All you ever asked was that I accept that what you do, nearly every day, is who you are. And I struggled with that. Because, frankly, I was always afraid of opening the paper to learn you had died. And I don't think I could have lived with that.

It's funny. I always thought my continuous worrying would bring you closer to me, instead of the opposite. I thought that you would be a little more careful, a little less excited when a new case came up.

But it didn't work. And I realized that when I watched the two of you together. You had been friends for so long, but all of a sudden something seemed different. I don't know quite when it was. I think I noticed on Padre Island, but I'm sure it existed before then.

At least you tried to prevent it, both of you. I could see that. You were both still attached to other people, and I'm willing to bet that you may have still loved us then.

But the pull of someone so like you is hard to resist, isn't it? Just like the pull of girls who led safer, normal lives was hard to resist for me. I hated that you didn't always need me, and that sometimes you went to him. That you could need him more than me.

You never knew this, but I talked with him once, after one of your cases. In fact, it was right after you guys went to Egypt. I called him two days after you arrived at home, because you seemed so jittery around me. I was afraid something worse than usual had happened.

So what did I talk to him about? You, of course. It started off fairly simple, just my asking what had happened in Egypt to make you so nervous. But that disappeared when he sighed into the phone.

"I don't know that it's entirely my place to say, Ned."

"What do you mean by that?"

"I mean that...things happened in Egypt that you and Nancy should talk about."

"Something more than the usual danger?"

He laughed at that, but it sounded a little bitter. "Yeah, more than that. Listen, Ned. You have a great girl. Don't let her go."

"I don't plan to, Hardy." My voice had hardened some, but after all, he was practically admitting that he found you attractive, and that worried me.

A sigh. "Ned, look. I won't take Nancy away from you. I promise you that, even though you don't seem to trust me."

"How do I know that she won't go to you after this case?"

"You don't. And I won't guarantee her actions."

I hung up on him then. How dare he imply that you would think of leaving me? But then again, he knew what had happened in Egypt, and I didn't.

I should have talked to you about it then, like he suggested. But the chemistry between you two seemed to lessen after that case, so I thought I had nothing to worry about.

But then you went to college. And I lost you.
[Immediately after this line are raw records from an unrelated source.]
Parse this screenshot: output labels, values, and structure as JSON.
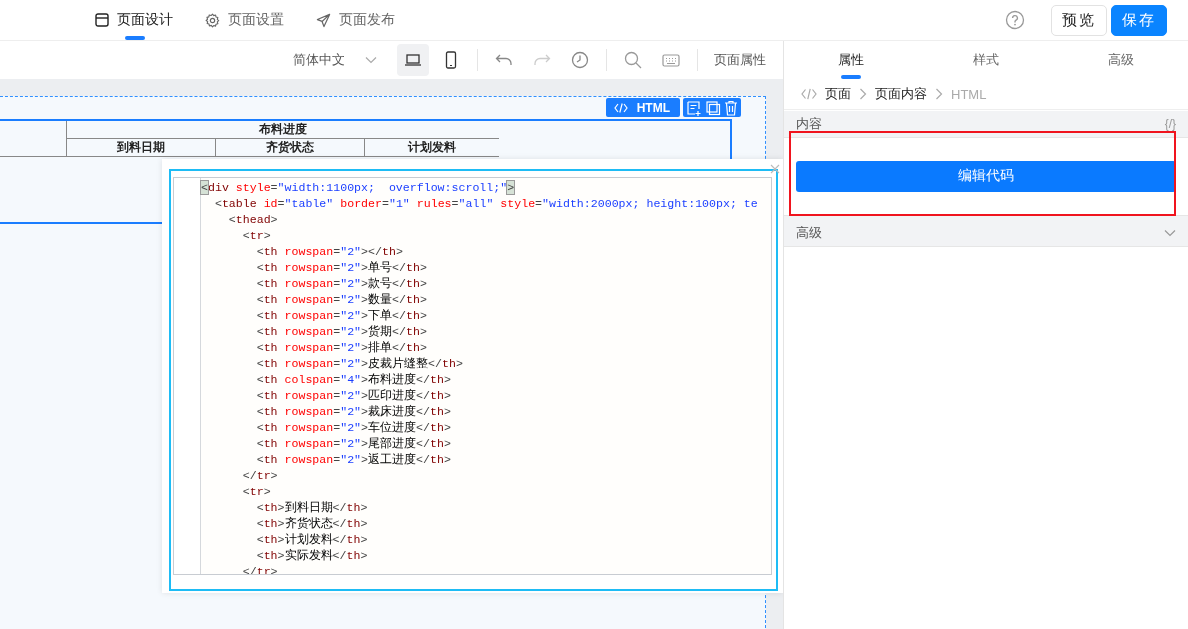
{
  "nav_tabs": [
    {
      "label": "页面设计",
      "selected": true
    },
    {
      "label": "页面设置",
      "selected": false
    },
    {
      "label": "页面发布",
      "selected": false
    }
  ],
  "header_buttons": [
    {
      "label": "预览",
      "kind": "default"
    },
    {
      "label": "保存",
      "kind": "primary"
    }
  ],
  "toolbar": {
    "language": "简体中文",
    "devices": [
      {
        "kind": "desktop",
        "selected": true
      },
      {
        "kind": "mobile",
        "selected": false
      }
    ],
    "history": [
      {
        "kind": "undo",
        "disabled": false
      },
      {
        "kind": "redo",
        "disabled": true
      }
    ],
    "page_properties": "页面属性"
  },
  "canvas": {
    "component_label": "HTML",
    "table": {
      "group_header": "布料进度",
      "sub_headers": [
        "到料日期",
        "齐货状态",
        "计划发料"
      ]
    }
  },
  "code_editor": {
    "lines": [
      {
        "text": "<div style=\"width:1100px;  overflow:scroll;\">",
        "bracket_match": true
      },
      {
        "text": "  <table id=\"table\" border=\"1\" rules=\"all\" style=\"width:2000px; height:100px; te",
        "bracket_match": false
      },
      {
        "text": "    <thead>",
        "bracket_match": false
      },
      {
        "text": "      <tr>",
        "bracket_match": false
      },
      {
        "text": "        <th rowspan=\"2\"></th>",
        "bracket_match": false
      },
      {
        "text": "        <th rowspan=\"2\">单号</th>",
        "bracket_match": false
      },
      {
        "text": "        <th rowspan=\"2\">款号</th>",
        "bracket_match": false
      },
      {
        "text": "        <th rowspan=\"2\">数量</th>",
        "bracket_match": false
      },
      {
        "text": "        <th rowspan=\"2\">下单</th>",
        "bracket_match": false
      },
      {
        "text": "        <th rowspan=\"2\">货期</th>",
        "bracket_match": false
      },
      {
        "text": "        <th rowspan=\"2\">排单</th>",
        "bracket_match": false
      },
      {
        "text": "        <th rowspan=\"2\">皮裁片缝整</th>",
        "bracket_match": false
      },
      {
        "text": "        <th colspan=\"4\">布料进度</th>",
        "bracket_match": false
      },
      {
        "text": "        <th rowspan=\"2\">匹印进度</th>",
        "bracket_match": false
      },
      {
        "text": "        <th rowspan=\"2\">裁床进度</th>",
        "bracket_match": false
      },
      {
        "text": "        <th rowspan=\"2\">车位进度</th>",
        "bracket_match": false
      },
      {
        "text": "        <th rowspan=\"2\">尾部进度</th>",
        "bracket_match": false
      },
      {
        "text": "        <th rowspan=\"2\">返工进度</th>",
        "bracket_match": false
      },
      {
        "text": "      </tr>",
        "bracket_match": false
      },
      {
        "text": "      <tr>",
        "bracket_match": false
      },
      {
        "text": "        <th>到料日期</th>",
        "bracket_match": false
      },
      {
        "text": "        <th>齐货状态</th>",
        "bracket_match": false
      },
      {
        "text": "        <th>计划发料</th>",
        "bracket_match": false
      },
      {
        "text": "        <th>实际发料</th>",
        "bracket_match": false
      },
      {
        "text": "      </tr>",
        "bracket_match": false
      }
    ]
  },
  "panel": {
    "tabs": [
      {
        "label": "属性",
        "selected": true
      },
      {
        "label": "样式",
        "selected": false
      },
      {
        "label": "高级",
        "selected": false
      }
    ],
    "breadcrumb": [
      "页面",
      "页面内容",
      "HTML"
    ],
    "content_section": {
      "title": "内容",
      "expression_toggle": "{/}",
      "button": "编辑代码"
    },
    "advanced_section": {
      "title": "高级",
      "expanded": false
    }
  }
}
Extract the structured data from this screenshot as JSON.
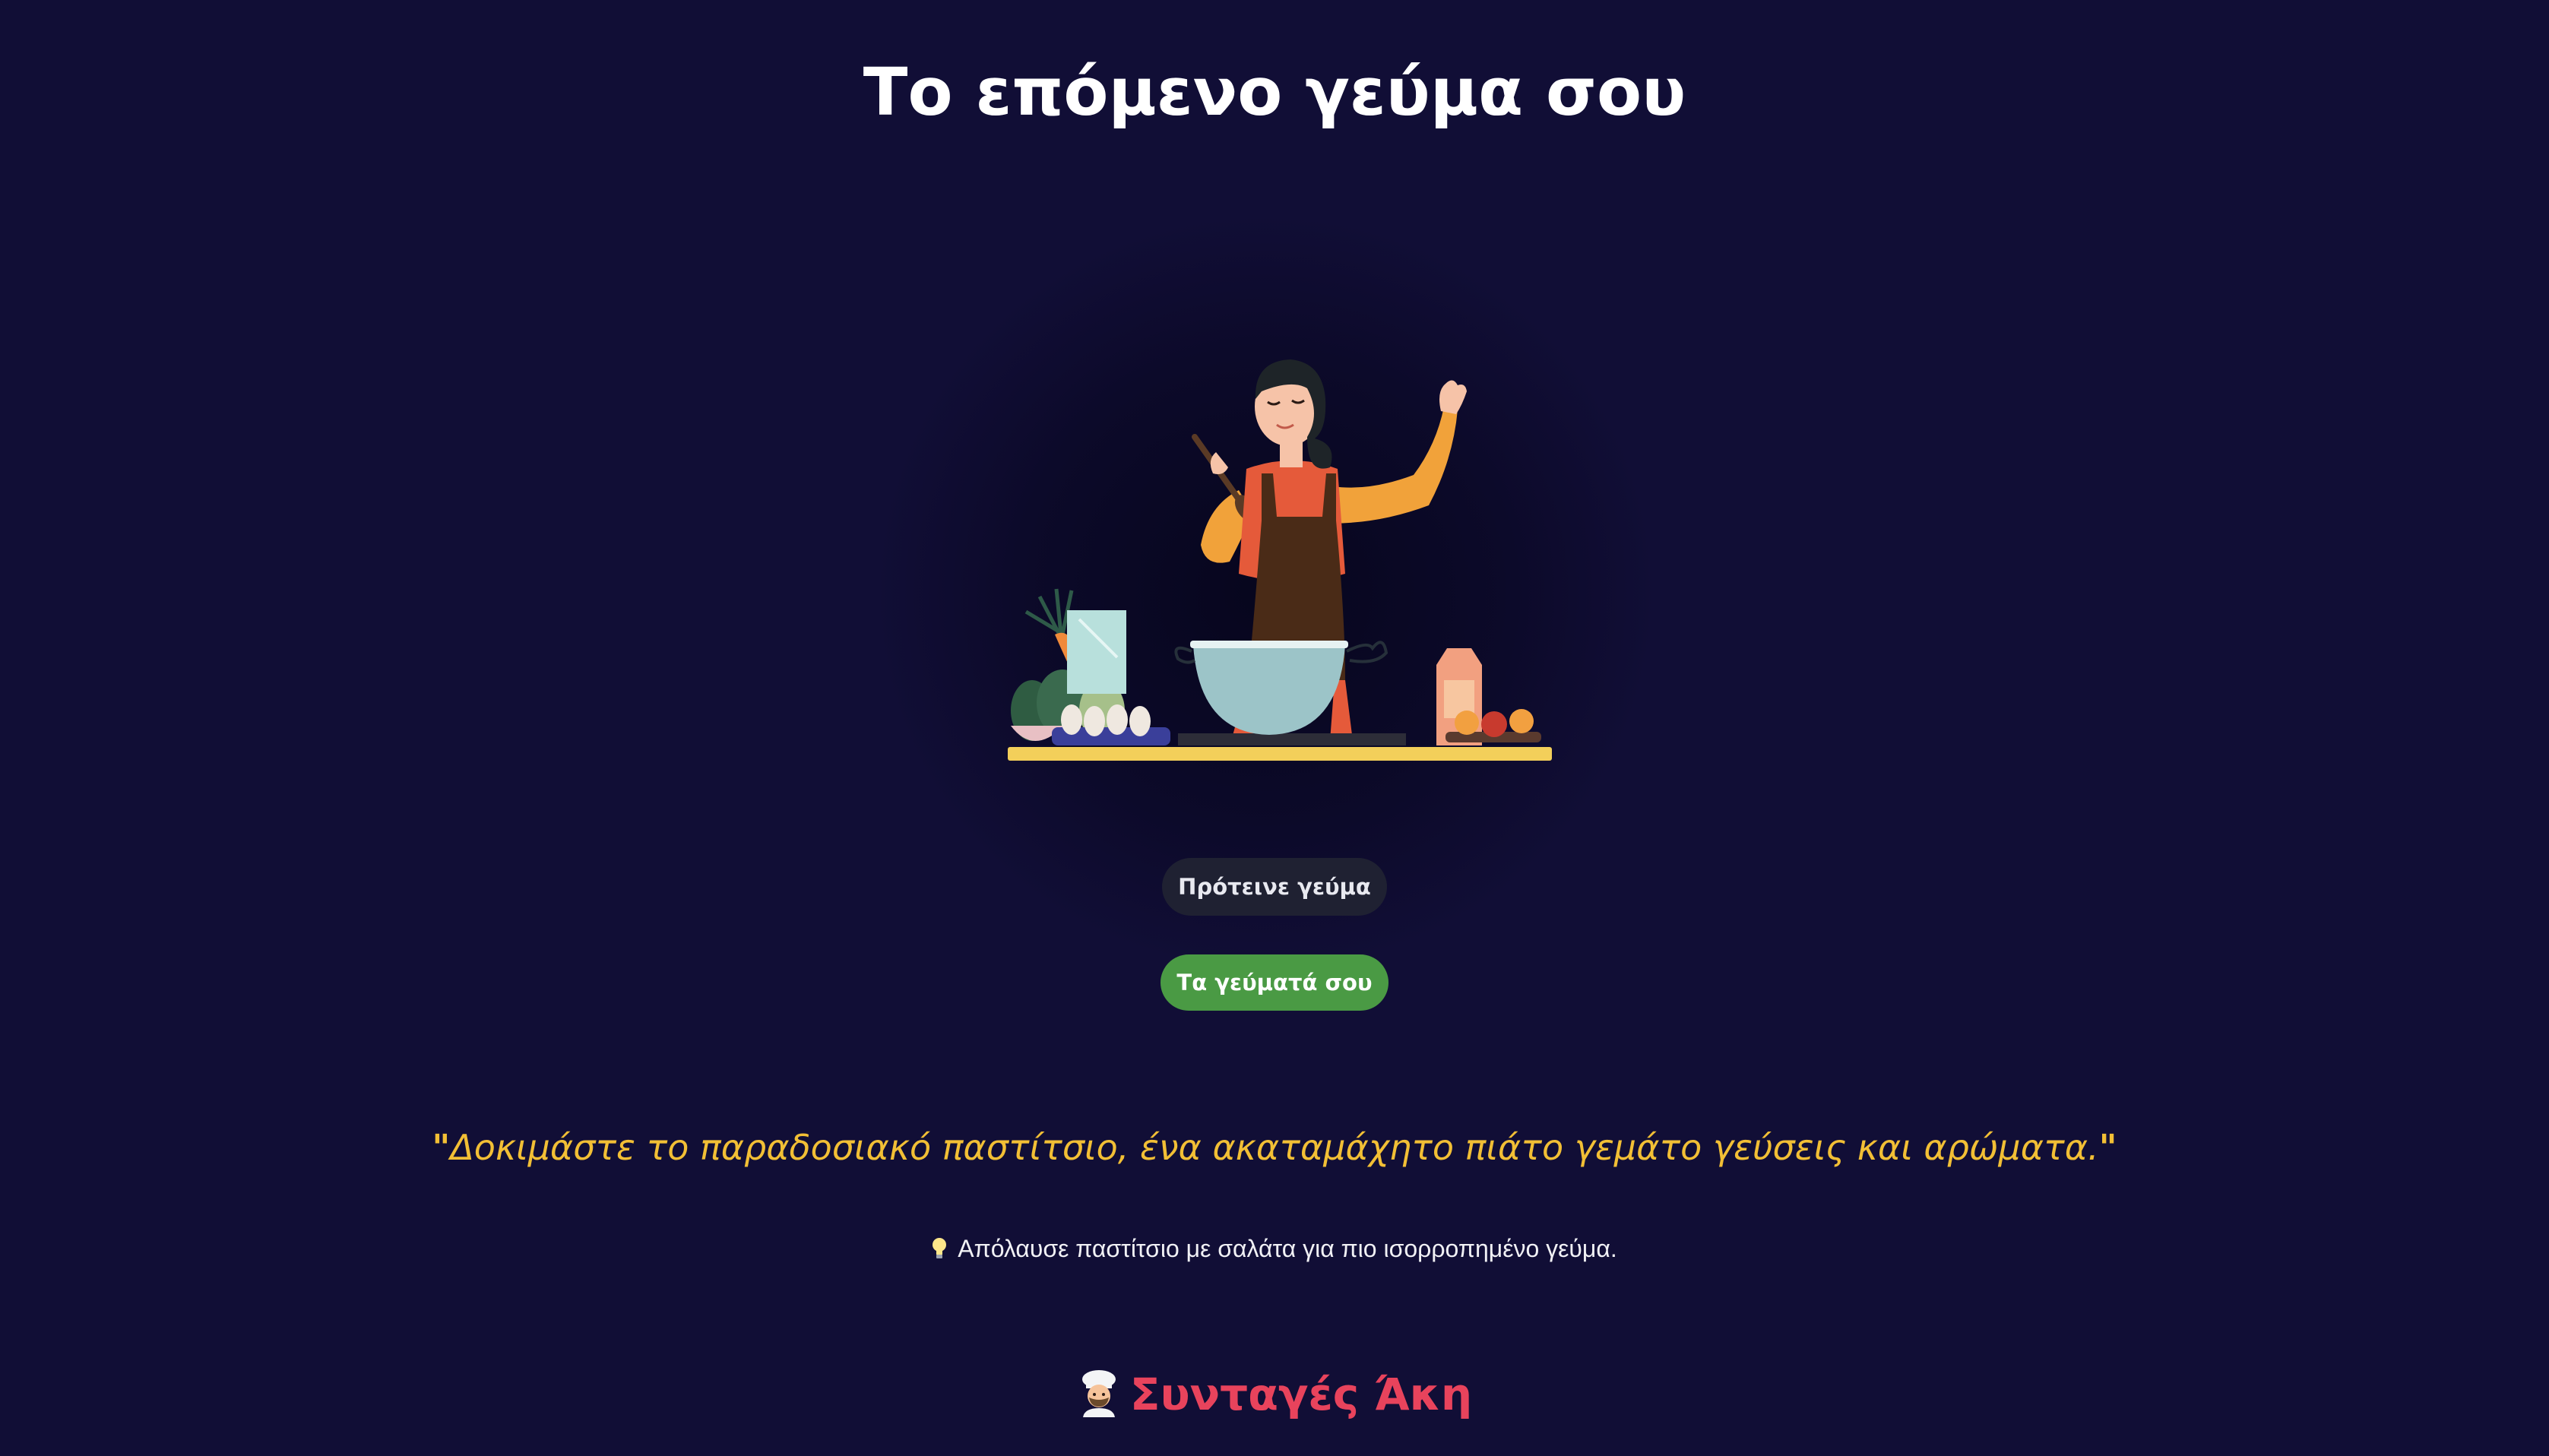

And I wasn't surprised. You and he fit perfectly. Similar personalities, interests, everything. Heck, he even looks better than me.

All I know is that I can hear you laughing in the background as he picks up the phone. And I wish that you were laughing for me.

"Hardy."

"Ned." You've stopped laughing, all I hear is silence in the background as he waits for me to speak.

"Take care of her." Simple enough, though I can hear him sigh in relief. Before he can reply though, I've hung up the phone. I can't trust myself to say more to him right now.